# Distribution of a two-part sampling process

I have a known distribution $$f(x)$$ (in fact, I can safely assume that $$f(x)$$ is the Maxwell-Boltzmann distribution, i.e. $$f(x)\propto x^2 \exp(-x^2)$$). I take $$N$$ samples from the distribution, but am only interested in a subset of these samples: samples that are larger than $$x_0$$ (a fixed and known value). I'll denote the number of samples that satisfy this condition $$M$$, and the subset itself I'll denote $$X_{x_0}$$. For each of the $$M$$ samples in $$X_{x_0}$$, I perform a Bernoulli trial with a constant probability $$p$$. What I'm interested to know is the variance of the number of successful trials. So, my two questions are:

1. Am I correct in thinking that the distribution of the number $$M$$ (number of samples larger than $$x_0$$) is binomial: $$f(M) = B(N,p_{x_0})$$, where $$p_{x_0} = \int_{x_0}^{\infty} f(x)dx$$? (I assume I'm correct, but I'm never sure when it comes to probability theory and statistics).
2. Second, and more important question: is there an expression of the variance of the number of successful trials?
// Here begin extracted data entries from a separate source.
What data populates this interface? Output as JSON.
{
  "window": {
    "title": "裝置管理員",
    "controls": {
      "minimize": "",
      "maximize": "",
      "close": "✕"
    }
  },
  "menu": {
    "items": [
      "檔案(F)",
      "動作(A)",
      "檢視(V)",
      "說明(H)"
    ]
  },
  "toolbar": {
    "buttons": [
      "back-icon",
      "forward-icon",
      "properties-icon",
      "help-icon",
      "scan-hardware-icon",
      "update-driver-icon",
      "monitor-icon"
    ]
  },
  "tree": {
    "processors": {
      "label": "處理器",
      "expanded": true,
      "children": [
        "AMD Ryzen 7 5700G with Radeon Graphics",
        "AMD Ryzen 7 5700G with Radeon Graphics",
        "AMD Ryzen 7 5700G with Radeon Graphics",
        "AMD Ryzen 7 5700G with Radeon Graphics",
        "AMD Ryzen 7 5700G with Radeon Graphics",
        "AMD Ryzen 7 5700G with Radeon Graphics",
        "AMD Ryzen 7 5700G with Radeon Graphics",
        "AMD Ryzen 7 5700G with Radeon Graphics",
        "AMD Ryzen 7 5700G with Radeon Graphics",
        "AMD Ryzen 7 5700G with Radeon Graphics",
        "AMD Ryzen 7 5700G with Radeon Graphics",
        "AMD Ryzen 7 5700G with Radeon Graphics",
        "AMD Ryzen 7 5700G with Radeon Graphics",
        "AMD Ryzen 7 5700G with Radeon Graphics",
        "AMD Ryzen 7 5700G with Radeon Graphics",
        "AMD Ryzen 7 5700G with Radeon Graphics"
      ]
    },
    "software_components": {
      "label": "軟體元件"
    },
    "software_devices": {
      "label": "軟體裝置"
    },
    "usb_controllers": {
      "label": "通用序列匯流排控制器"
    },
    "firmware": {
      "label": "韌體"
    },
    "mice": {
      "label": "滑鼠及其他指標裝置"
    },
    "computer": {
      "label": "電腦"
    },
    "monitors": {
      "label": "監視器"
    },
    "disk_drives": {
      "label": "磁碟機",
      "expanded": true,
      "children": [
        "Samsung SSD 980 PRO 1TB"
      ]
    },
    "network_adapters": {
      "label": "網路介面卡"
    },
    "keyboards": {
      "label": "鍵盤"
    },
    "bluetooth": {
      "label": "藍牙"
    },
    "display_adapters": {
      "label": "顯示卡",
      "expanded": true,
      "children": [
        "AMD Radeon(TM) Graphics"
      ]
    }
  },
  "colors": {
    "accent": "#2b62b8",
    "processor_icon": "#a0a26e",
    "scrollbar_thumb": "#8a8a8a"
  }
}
Or perhaps it's possible to derive a closed-form expression for the distribution of the number of successful trials? So I assume it would depend on three parameters: number of initial samples $$N$$, probability $$p_{x_0}$$ of a sample exceeding the treshold value $$x_0$$, and probability $$p$$ of a successful Bernoulli trial.

Thanks!

For each $$x_i$$ of the $$N$$ samples you perform simultaneously two checks: Is $$x_i$$ larger than $$x_0$$ (with probability $$p_{x_0}$$ and then your Bernoulli trial with probability $$p$$. Assuming independence of this trial and the check $$x_i > x_0$$ the probability is $$p \cdot p_{x_0}$$ that you have a successful trial. Thus (assuming independence of the particles) $$B(N,p \cdot p_{x_0})$$ is the distribution of successful trials with expectation $$N \cdot p \cdot p_{x_0}$$ and variance $$N \cdot p \cdot p_{x_0} \cdot (1- p \cdot p_{x_0})$$.